Siała postrach na Wawrze, do czasu gdy dwóch mężczyzn o 4 nad ranem poinformowało Straż Miejską o jej wyczynach. Mowa o śwince wietnamskiej, która została pomylona z dzikiem. Wszystko przez wyjątkowe rozmiary zwierzęcia.
Mężczyźni wracając do domu zobaczyli zwierzę przypominające dzika. Przybyli na miejsce strażnicy stwierdzili, że dzik, dzikiem nie jest i jest to to „zwykła” świnka wietnamska. Jest to zwierzę domowe, które gdy urośnie do pewnych rozmiarów przypomina dzika. W przeciwieństwie do swoich dalekich, dzikich krewnych zupełnie łagodne.

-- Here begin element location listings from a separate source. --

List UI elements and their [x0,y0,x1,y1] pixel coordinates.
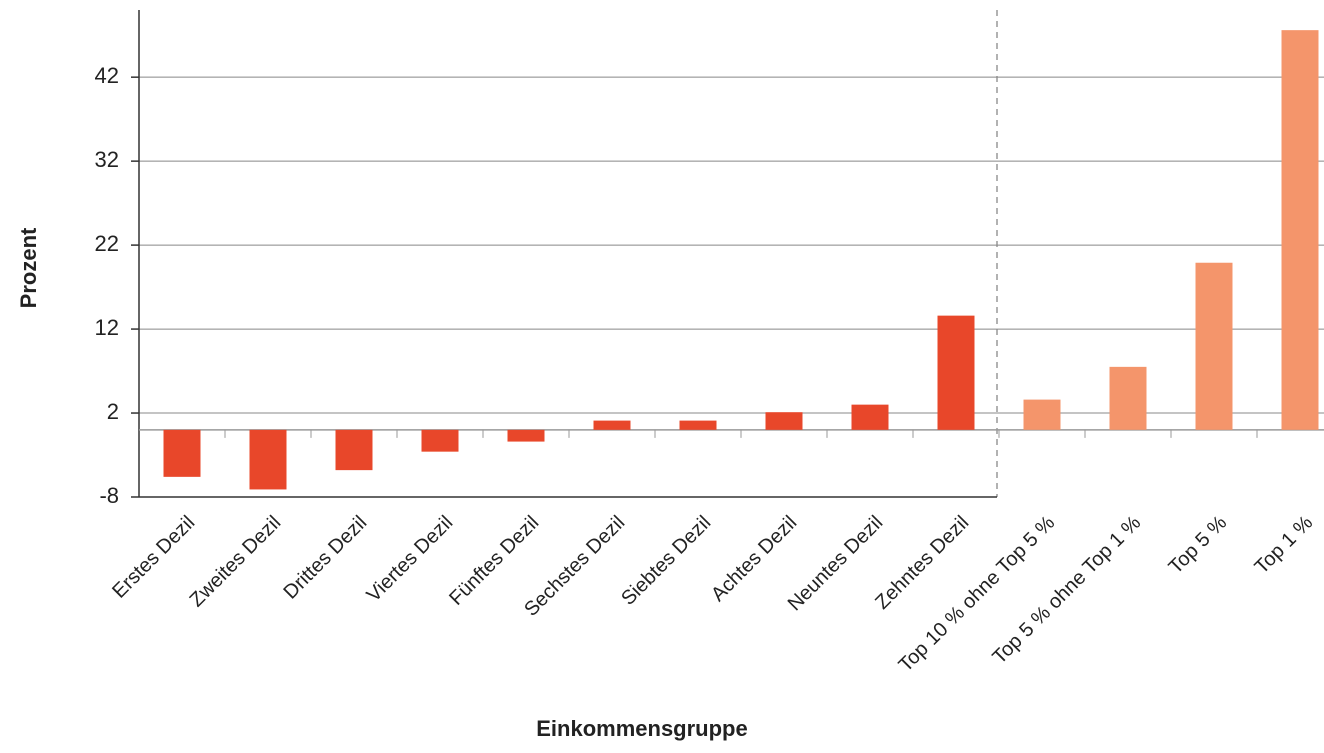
y-axis-title: Prozent [16,227,41,308]
y-tick-label: 2 [107,399,119,424]
y-tick-label: 22 [95,231,119,256]
x-tick-label: Top 5 % [1165,512,1232,579]
bar [1109,366,1147,430]
x-tick-label: Erstes Dezil [108,512,199,603]
y-tick-label: 12 [95,315,119,340]
x-tick-label: Top 1 % [1251,512,1318,579]
bar [1023,399,1061,430]
bar [593,420,631,430]
bar [507,429,545,442]
bar [249,429,287,490]
bar [335,429,373,471]
bar [679,420,717,430]
x-tick-label: Viertes Dezil [363,512,458,607]
bar [421,429,459,452]
x-tick-label: Zweites Dezil [186,512,286,612]
x-tick-label: Drittes Dezil [279,512,371,604]
y-tick-label: 42 [95,63,119,88]
bar [851,404,889,430]
x-axis-title: Einkommensgruppe [536,716,747,741]
bar [163,429,201,477]
x-tick-label: Achtes Dezil [707,512,801,606]
x-tick-label: Fünftes Dezil [445,512,543,610]
bar [1281,30,1319,430]
bar [937,315,975,430]
bar [765,412,803,430]
x-tick-label: Top 5 % ohne Top 1 % [988,512,1145,669]
bar [1195,262,1233,430]
x-tick-label: Siebtes Dezil [617,512,715,610]
y-tick-label: -8 [99,483,119,508]
x-tick-label: Top 10 % ohne Top 5 % [895,512,1060,677]
y-tick-label: 32 [95,147,119,172]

To jednak nie koniec wawerskiej historii. Rzeczona świnka była na tyle duża, że jej transport sprawił rosłym strażnikom sporo trudności. Koedukacyjny patrol miał całkiem sporo trudności z umieszczeniem zwierzęcia w radiowozie. Ostatecznie zwierzę zostało ujęte i ostatnią noc spędziło w schronisku na Paluchu, gdzie będzie oczekiwało na swojego właściciela.